Sign the petition: Justice for Adam Sykes!
On February 25, police responded to a 911 call reporting an injured woman at a Speedway gas station on the near east side. Police say that woman told them she was assaulted and that she asked for medics, who later arrived and took her to the hospital.
Minutes after arriving on that call, IMPD officer Grant Snyder shot and killed Adam Sykes, a man completely unconnected to the reported assault. Last Friday, after 4:00 pm, the IMPD released a significantly edited video to portray Sykes as a wanted villain and Snyder as a hero. The decision to release the video at the end of the work week, day, and news cycle was more than convenient; it was undoubtedly calculated to prevent any counter-narrative or physical opposition from emerging.
Even their carefully-curated presentation of Sykes’ murder, however, not only leaves several perplexing questions but also demonstrates the police involved violated their own General Orders.
Snyder and other cops ignored IMPD regulations
The IMPD’s standard operating procedures are laid out in what they call “General Orders,” which are rules and regulations that all officers are supposed to follow at all times.
General Order 4.33, “Foot Pursuits,” says that officers may only start to chase someone on foot if that person has just committed a crime, is having a mental health crisis, or is a danger to the public. Sykes fit none of those criteria, and in fact was heard on the released footage saying that he didn’t want to talk to the police.

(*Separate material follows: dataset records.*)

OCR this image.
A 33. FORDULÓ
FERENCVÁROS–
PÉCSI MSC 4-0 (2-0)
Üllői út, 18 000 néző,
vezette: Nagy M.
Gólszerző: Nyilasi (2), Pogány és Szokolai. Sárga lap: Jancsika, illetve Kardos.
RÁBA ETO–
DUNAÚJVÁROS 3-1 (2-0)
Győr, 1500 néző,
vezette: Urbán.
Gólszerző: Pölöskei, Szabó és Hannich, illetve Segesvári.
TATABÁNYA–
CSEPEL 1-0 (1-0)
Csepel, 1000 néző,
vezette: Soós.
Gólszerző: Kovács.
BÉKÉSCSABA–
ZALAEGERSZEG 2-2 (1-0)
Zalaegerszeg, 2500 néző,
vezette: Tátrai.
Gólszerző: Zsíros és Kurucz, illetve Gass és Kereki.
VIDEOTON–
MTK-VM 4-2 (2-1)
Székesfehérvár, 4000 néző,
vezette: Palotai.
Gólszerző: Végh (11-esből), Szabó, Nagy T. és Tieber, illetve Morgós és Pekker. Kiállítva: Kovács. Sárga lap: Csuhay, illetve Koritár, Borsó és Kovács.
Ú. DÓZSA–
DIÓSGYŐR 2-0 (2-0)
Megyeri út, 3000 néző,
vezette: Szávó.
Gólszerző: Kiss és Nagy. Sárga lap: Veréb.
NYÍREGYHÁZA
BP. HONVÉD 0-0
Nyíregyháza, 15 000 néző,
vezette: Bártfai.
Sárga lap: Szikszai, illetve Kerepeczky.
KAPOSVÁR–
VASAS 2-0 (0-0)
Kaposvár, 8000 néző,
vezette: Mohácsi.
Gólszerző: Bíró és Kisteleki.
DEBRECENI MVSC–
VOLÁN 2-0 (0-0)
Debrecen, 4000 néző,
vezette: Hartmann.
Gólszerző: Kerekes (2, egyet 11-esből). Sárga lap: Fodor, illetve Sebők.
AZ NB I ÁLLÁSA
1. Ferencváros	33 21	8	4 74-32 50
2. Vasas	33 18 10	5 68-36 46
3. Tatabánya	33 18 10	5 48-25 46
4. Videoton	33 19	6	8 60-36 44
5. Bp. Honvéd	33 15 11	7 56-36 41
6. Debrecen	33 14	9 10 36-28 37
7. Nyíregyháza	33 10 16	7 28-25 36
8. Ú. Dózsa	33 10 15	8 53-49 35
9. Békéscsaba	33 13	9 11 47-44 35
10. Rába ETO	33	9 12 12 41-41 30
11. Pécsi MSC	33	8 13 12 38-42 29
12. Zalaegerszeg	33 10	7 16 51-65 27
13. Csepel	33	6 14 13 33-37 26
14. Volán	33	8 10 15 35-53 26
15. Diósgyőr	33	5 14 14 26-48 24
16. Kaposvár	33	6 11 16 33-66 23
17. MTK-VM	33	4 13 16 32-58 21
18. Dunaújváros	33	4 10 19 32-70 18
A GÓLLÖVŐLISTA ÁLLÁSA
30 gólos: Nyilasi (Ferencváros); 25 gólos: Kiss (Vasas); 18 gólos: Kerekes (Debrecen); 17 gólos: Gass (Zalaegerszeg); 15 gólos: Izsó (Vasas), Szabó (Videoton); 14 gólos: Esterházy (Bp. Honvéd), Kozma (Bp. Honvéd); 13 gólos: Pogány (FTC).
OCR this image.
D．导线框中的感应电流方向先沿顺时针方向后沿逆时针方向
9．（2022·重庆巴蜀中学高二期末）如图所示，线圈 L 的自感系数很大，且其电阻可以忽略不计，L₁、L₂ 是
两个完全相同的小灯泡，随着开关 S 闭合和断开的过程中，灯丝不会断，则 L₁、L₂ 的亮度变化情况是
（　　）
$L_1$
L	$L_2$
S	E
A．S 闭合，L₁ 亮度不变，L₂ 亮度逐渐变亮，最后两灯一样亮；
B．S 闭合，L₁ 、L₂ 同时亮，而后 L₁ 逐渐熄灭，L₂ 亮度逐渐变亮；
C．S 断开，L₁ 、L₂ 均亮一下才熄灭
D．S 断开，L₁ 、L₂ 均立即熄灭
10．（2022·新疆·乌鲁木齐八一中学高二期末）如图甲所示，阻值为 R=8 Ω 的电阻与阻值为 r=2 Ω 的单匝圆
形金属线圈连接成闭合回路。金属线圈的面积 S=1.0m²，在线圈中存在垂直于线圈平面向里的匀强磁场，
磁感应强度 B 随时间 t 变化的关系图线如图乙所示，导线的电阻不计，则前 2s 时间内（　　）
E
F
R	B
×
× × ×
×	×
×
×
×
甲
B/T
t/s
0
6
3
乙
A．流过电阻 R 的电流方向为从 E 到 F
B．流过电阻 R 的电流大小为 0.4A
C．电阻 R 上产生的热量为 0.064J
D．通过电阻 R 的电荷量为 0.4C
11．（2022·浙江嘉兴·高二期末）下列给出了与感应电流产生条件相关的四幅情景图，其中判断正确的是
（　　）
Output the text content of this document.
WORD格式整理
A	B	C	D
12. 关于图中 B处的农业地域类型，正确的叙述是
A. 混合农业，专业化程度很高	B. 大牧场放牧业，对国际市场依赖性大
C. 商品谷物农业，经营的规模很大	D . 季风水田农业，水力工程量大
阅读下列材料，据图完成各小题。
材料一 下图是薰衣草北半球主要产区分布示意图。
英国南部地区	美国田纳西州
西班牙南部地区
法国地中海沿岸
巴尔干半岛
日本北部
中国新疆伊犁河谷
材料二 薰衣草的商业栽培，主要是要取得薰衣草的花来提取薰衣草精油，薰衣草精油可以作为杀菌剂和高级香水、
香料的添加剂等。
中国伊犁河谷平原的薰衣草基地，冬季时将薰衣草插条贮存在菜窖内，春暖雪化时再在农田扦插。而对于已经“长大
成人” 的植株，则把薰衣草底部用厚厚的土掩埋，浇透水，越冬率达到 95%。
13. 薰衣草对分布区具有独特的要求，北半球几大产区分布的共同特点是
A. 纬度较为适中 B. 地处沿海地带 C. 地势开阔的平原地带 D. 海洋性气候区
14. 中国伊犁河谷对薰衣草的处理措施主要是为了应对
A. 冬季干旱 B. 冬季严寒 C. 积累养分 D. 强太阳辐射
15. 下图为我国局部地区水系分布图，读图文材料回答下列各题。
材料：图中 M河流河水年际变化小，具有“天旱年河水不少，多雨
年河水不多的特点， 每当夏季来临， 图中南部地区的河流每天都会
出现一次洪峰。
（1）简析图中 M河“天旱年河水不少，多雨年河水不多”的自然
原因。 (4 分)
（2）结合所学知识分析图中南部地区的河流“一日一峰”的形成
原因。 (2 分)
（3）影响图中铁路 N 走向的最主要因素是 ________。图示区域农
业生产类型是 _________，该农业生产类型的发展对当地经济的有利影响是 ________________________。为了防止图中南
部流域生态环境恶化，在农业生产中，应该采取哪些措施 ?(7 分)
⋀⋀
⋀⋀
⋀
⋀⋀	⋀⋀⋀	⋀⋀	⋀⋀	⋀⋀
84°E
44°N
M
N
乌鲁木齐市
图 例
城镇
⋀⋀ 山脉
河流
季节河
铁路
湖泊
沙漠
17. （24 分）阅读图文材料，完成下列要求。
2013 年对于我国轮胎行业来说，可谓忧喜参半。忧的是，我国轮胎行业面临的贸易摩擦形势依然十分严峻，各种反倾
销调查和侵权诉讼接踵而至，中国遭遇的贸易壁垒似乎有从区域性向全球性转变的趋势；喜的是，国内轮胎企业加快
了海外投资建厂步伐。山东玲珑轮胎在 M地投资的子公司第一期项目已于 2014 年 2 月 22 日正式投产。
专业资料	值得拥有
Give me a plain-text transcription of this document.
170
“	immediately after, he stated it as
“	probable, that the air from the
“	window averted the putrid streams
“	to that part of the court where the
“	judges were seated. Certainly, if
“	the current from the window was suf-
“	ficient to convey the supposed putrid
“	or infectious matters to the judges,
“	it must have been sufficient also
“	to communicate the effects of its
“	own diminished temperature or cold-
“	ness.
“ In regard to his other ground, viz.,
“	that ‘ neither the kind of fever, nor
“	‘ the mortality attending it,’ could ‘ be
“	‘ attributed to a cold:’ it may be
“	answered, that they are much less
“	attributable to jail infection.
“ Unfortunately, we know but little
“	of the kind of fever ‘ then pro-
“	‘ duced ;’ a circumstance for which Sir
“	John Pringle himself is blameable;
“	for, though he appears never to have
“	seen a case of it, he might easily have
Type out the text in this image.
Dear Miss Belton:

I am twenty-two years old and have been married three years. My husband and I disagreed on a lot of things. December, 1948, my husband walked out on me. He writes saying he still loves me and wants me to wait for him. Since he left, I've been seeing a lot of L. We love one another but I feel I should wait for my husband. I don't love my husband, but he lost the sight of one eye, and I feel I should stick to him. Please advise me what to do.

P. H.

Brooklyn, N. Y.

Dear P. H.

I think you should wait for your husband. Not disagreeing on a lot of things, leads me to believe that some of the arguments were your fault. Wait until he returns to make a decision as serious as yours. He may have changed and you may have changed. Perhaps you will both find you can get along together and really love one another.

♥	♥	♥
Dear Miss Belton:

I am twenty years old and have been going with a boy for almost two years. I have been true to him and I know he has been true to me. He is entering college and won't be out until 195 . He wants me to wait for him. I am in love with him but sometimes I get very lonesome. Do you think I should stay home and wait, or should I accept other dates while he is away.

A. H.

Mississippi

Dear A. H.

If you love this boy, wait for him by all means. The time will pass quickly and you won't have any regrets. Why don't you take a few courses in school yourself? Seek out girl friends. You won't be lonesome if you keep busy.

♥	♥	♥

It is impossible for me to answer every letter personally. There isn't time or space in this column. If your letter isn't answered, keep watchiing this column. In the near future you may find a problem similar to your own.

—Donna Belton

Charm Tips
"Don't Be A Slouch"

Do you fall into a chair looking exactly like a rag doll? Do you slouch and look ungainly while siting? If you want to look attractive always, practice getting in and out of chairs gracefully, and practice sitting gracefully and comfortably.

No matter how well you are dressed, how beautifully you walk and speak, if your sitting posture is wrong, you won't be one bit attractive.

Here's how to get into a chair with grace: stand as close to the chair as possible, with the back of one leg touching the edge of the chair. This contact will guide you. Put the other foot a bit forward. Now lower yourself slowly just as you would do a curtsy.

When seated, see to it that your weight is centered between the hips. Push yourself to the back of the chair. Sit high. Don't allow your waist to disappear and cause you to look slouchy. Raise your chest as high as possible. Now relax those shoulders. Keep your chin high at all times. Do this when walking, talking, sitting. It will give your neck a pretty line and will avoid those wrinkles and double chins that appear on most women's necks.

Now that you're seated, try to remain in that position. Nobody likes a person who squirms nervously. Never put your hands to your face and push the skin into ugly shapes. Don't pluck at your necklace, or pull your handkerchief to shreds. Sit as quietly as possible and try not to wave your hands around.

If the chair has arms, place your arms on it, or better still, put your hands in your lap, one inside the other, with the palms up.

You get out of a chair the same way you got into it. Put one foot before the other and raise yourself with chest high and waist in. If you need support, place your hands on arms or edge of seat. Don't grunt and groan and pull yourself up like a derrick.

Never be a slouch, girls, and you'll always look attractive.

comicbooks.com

General Order 1.32, “Less Lethal Devices,” says that “The act of fleeing, without other factors involved, does not justify the use of a taser.” Sykes was trying to leave; no other factors, like the gun, were known to the cops until after they tased and shot him.
General Order 1.30, “Use of Force Principles,” says that officers must de-escalate, be slow and deliberate, and never use threatening or verbally abusive language. Within five seconds of giving their first audible command to Sykes, cops had shouted at him to “get on the fucking ground” and “you’re gonna get tased!”
Even if we were to accept the ludicrous claim that officers recognized Adam and believed he had an outstanding warrant, none of their actions followed department policy. Moreover, as we discuss below, given that the warrant was for a petty “crime,” why would the majority of the officers called to the scene abandon it to pursue and, ultimately kill, Sykes?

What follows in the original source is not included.